What do you mean by 'convert' ? You have not supplied a GS command line so its not clear at all.


> with Quartz PDFContext (Mac OS X previewer), to PNG I get warnings about the
> font with the following log messages (Using GS 9.18):

That's because the font isn't defined. Note that when you open this file with Acrobat, and then close it, Acrobat offers to 'save the changes' that's telling you that Acrobat silently modified the file, fixing this problem.

>    **** The file was produced by:
>    **** >>>> Mac OS X 10.11.1 Quartz PDFContext <<<<
>    **** Please notify the author of the software that produced this
>    **** file that it does not conform to Adobe's published PDF
>    **** specification.
> 
> The repair also fails so some of the text in the document are missing or
> displayed incorrect.

The key part of the message is ">    **** This file had errors that were repaired or ignored."

Your file is broken, we may or may not be able to do something about it, if we can't then we ignore bits of it.


> We are using imagemagick on top on GS but as far as I can tell it is the PDF
> to image conversion that fails.
> 
> I attach a test pdf that has this problem.

Fundamentally you should send this PDF file to the publisher of the software that created it (which could be Apple or Adobe, or possibly something else, don't know what was used to fill in the fields in the AcroForm) and get them to fix their software. The basic problem is that the PDF file is invalid.
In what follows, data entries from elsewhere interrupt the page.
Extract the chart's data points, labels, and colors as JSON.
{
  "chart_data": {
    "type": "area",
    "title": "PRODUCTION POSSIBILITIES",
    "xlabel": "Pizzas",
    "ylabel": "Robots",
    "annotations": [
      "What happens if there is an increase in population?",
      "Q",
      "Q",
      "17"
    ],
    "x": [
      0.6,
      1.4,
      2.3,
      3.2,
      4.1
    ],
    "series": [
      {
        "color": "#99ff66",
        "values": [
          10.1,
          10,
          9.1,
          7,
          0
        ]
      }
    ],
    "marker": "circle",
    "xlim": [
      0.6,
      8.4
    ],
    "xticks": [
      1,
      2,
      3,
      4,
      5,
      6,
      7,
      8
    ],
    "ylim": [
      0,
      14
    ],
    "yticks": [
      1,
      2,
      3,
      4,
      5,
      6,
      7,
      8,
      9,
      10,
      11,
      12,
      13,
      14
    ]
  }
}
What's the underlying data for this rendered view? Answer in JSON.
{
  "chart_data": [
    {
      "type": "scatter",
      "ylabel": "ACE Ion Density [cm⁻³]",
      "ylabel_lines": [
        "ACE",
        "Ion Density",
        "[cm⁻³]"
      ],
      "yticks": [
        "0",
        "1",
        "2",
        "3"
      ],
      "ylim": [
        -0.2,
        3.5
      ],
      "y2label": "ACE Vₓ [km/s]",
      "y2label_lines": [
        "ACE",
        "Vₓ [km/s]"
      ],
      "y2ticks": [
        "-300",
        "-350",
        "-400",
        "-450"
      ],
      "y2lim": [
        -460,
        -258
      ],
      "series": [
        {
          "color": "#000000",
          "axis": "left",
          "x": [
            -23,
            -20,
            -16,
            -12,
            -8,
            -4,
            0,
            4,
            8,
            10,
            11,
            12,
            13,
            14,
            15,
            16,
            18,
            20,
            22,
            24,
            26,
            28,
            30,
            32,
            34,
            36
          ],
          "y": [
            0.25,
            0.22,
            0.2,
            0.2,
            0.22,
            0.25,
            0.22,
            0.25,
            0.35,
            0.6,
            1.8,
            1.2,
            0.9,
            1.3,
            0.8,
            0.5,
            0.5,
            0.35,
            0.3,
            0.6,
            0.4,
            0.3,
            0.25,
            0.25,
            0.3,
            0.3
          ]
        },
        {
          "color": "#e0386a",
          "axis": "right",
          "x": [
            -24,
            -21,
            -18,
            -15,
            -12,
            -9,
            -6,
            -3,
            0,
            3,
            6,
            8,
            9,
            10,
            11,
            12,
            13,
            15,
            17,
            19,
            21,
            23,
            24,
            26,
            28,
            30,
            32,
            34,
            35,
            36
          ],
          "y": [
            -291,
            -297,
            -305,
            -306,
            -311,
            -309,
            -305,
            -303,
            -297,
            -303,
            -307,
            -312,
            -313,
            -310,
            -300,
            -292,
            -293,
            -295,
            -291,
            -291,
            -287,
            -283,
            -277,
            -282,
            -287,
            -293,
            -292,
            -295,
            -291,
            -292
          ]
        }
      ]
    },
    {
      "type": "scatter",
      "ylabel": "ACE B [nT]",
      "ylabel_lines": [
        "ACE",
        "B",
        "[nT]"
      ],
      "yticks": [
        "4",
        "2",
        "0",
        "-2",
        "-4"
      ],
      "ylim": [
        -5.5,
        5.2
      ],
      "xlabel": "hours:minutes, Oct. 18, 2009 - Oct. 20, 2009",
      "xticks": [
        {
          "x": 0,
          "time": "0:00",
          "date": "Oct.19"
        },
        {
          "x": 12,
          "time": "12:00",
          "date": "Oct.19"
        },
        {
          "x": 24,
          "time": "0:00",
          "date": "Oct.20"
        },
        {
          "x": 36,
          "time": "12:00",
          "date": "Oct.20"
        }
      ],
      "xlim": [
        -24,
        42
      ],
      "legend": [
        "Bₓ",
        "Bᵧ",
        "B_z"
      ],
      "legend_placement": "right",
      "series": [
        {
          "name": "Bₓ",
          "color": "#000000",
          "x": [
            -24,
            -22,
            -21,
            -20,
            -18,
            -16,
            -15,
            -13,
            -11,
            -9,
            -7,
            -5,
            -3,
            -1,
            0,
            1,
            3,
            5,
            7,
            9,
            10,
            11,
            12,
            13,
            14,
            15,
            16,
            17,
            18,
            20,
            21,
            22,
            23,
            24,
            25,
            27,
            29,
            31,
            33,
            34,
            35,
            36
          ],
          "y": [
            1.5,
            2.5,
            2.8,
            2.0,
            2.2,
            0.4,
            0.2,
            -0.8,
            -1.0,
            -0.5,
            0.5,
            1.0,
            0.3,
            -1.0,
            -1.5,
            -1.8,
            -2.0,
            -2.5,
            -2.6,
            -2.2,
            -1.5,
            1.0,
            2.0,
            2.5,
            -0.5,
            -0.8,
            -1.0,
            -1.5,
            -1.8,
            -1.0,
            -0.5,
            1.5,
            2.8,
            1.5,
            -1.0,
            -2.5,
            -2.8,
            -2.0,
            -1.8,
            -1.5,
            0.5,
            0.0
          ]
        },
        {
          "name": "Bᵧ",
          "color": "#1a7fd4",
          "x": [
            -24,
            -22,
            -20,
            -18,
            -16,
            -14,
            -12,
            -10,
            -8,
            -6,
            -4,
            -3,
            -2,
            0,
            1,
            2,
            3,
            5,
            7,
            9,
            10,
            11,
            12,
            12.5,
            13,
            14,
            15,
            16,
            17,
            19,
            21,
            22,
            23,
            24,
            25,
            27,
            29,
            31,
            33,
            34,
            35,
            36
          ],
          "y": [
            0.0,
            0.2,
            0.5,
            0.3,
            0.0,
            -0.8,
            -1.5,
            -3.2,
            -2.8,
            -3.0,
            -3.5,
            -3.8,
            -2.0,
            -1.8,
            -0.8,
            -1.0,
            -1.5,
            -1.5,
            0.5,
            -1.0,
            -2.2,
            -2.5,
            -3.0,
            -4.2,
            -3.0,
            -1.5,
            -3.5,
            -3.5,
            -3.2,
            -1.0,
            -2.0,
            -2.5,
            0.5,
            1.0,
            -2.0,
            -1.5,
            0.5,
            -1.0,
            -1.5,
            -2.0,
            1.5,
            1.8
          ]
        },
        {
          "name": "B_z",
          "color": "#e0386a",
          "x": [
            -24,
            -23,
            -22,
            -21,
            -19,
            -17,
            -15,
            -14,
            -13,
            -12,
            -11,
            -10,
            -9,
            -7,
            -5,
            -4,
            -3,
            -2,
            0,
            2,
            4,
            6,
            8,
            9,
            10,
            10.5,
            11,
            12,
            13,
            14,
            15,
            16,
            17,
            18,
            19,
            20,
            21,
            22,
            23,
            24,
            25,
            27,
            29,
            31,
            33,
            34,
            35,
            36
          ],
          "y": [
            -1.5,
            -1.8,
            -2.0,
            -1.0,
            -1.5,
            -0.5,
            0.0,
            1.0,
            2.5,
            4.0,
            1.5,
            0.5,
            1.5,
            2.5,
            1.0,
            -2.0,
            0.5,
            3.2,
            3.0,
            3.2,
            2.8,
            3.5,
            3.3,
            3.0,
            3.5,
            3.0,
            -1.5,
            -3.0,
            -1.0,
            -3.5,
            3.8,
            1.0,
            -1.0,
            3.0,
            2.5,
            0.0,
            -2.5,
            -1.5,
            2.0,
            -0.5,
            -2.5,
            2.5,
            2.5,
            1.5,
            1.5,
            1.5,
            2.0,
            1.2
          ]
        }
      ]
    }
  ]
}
I will see if there's anything we can do to improve our rendering of the content.
Comment 2 Björn Palmqvist 2015-11-23 01:52:12 UTC
Sorry for the missing command.

We are using convert from imagemagick in the normal case to convert the pdf to png. Since the problem is i gs I get the same appearance on the PNG if I use the following command:

gswin64 -dBATCH -dNOPAUSE -sDEVICE=png16m -r200 -sOutputFile="converted_%03d.png" statement-of-purpose_builtin.pdf

I get the same result on a Linux system as well.
Comment 3 Ken Sharp 2015-11-24 06:29:23 UTC
The text annotation is a multiline text annotation, but the actual text consists of a single line, there are no '\n' or '\r' characters in it. The annotation additionally has no Appearance stream.

In the absence of appearance streams for annotations Ghostscript will attempt to synthesise one. When synthesising an appearance for a multiline text annotation, we split the string data on \r or \n characters, and then fit the strings into the available rectangle.

The 'fit' is performed by starting at the bottom and drawing the last text string and then moving up, drawing the second to last string and so on until we reach the first part of the text. This distributes the text evenly vertically.

Because the data does not contain any newline characters, we can't split it, and so its drawn as a single line of text.

We don't attempt to synthesise appearances for choice fields at all, which is why that doesn't appear to be set. We *only* support text fields in AcroForms.